DPC v2.2 is in development. The goal is to incorporate millions of satellite-derived twilight measurements (sky brightness at nautical twilight from NOAA VIIRS and NASA MODIS data) to extend empirical coverage across the Southern Hemisphere and tropical latitudes where ground observation data is sparse. The Birmingham dataset covers 52–56°N well. Everything below 40°N and above 60°N is currently extrapolation from Northern Hemisphere physics.
Community observation data from other latitudes is welcome — see the pray-calc-ml repository.
What these results mean
Use DPC or MSC for any location above 40°N or below 40°S. Fixed-angle methods fail badly at high latitudes in summer.

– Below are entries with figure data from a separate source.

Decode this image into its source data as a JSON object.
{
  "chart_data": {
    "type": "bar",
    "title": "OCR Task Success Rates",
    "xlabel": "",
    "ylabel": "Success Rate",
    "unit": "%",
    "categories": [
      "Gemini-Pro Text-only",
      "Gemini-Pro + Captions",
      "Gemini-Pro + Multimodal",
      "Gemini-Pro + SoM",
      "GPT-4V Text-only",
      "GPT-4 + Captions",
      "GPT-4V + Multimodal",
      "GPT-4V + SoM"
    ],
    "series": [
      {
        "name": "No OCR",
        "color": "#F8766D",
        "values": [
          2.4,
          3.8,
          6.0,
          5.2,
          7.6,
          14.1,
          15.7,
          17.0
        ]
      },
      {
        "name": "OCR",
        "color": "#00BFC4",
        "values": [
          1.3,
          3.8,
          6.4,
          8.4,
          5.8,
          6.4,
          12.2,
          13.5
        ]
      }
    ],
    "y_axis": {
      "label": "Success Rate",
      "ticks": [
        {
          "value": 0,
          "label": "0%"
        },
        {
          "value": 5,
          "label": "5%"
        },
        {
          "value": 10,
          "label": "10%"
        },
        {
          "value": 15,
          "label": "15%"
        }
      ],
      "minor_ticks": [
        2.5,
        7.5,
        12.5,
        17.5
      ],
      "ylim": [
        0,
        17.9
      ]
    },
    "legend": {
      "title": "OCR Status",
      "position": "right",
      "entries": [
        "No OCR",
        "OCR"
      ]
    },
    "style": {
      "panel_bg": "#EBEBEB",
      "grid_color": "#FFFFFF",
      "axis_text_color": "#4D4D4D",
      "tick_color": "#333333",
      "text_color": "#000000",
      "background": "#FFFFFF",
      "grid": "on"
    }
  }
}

ISNA (15°) gives results over one hour early in Birmingham in June. MWL (18°) cannot produce a valid time at all for roughly three months. DPC and MSC track the physical phenomenon year-round.
At tropical latitudes, most methods converge. Between roughly 30°N and 30°S, seasonal variation is small and the Sun always reaches typical depression angles. Fixed-angle methods are closer to DPC/MSC here — the differences are 5–15 minutes rather than hours. The choice of method matters less, but DPC and MSC still tend to be slightly more accurate.
MSC is almost always within 2 minutes of DPC. They are built on the same empirical foundation. If your use case requires a well-established, widely respected method without the DPC model, MSC is a sound choice. pray-calc includes both.
The Karachi/MWL 18° angle is too large for South Asia. The comparison data shows 9–11 minutes of consistent error in Pakistan. Communities using these methods for decades have been observing Fajr earlier than the physical phenomenon warrants.
No method is validated globally. The Southern Hemisphere — Melbourne, Johannesburg, Buenos Aires, Cape Town — has no systematic eye-sighted dataset in the DPC training data. The numbers in the Africa section are computed, not empirically verified. Treat them accordingly.